I’m not sure who started this “us against them” mentality that government has against our public utility operators and drivers. It certainly hasn’t been helpful, in my view. What’s worse is taking the position that government can “triumph” in the face of a transport strike, further heightening this harmful mentality that it’s a situation to be won, not one to be solved.
For as long as I’ve been following the national news, regardless of administration, it seems that government has always been on one side and drivers and operators, on the other; what most of those in power seem to be missing is an actual, workable solution to the root cause of the problem.

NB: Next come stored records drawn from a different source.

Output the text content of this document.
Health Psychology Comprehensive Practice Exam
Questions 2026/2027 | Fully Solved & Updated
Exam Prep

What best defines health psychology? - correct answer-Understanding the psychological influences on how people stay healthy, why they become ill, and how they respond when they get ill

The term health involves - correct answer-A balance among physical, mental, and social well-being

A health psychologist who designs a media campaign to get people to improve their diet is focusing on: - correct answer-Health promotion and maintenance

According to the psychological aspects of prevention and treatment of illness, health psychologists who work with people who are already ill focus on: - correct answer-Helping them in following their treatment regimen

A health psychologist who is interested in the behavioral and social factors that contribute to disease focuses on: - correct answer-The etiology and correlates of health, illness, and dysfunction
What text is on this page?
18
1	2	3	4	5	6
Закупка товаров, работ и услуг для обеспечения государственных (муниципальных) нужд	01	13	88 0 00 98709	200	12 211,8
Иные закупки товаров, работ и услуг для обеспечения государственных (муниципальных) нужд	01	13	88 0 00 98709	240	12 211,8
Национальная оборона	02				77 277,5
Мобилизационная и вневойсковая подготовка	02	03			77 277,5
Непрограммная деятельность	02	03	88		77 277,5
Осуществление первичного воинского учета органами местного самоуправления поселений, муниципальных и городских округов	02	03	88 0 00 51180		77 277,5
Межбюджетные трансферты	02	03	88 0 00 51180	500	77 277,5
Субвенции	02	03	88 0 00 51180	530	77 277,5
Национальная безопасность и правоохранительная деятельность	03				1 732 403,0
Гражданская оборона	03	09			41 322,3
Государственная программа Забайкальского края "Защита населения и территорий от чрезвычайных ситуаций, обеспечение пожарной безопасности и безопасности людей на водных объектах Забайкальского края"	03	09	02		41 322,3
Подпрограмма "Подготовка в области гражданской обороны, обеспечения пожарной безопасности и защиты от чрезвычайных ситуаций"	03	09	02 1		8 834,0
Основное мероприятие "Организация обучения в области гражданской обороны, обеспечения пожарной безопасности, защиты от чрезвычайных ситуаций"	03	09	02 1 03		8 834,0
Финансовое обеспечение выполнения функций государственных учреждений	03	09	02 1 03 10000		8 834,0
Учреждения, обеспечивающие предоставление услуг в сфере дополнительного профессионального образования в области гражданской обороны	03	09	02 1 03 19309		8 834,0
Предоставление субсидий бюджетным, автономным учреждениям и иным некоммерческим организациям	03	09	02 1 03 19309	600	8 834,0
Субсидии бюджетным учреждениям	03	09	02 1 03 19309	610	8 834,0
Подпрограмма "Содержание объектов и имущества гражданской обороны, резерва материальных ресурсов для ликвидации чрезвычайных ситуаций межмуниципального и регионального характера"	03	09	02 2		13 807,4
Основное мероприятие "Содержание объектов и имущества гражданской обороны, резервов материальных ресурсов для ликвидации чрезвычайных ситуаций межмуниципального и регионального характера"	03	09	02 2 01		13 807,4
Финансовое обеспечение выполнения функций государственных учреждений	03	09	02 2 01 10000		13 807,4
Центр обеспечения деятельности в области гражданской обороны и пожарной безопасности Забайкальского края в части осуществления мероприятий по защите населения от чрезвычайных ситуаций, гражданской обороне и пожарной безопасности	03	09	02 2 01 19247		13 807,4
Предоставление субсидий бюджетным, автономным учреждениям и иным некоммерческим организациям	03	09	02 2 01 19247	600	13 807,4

Of course, not to forget the hundreds of thousands of commuters stuck between this push-and-pull between government and the transport groups.
The crux of the matter seems to be what drivers view as draconian: the proposed modernization plan. Back in the day, operators and groups were okay with jeepney modernization, but were concerned about the high cost of the new jeeps. It fell to government to find ways to finance this, and to make sure that the repayment terms were not a burden to the drivers. The problem with government finance is that resources are finite; funding one project can mean taking money out for another. It’s a delicate balancing act that should be treaded carefully, lest something unintended slip by.
The strange thing is, a situation like this is surely up the alley of an administration that built itself on tapang at malasakit. You’d think they’d have something up their sleeve for times like these, but so far they haven’t done anything than suspend classes whenever a strike is declared. Also, I expected that this administration would be a little less allergic to subsidies than the previous, given their propensity to crow about how they are one with the every man.
It seems that the opposite is the case, and the administration’s spin doctors are painting the strikers as the enemy. This is their usual play, of course, no different than the way they demonized Sen. Leila De Lima or Vice President Leni Robredo. Unfortunately, it is the vulnerable in society that is most affected by this: the daily wage earner who already has to slog through four hours of traffic, compounded by having to find a ride during rush hour (in some cases, six.) Tomorrow will be another day, and once the drivers go back to plying their routes, it’ll get a little better. But not by much, until government finds a way to stop treating operators and drivers as the enemy in order to address the root cause of the strike problem.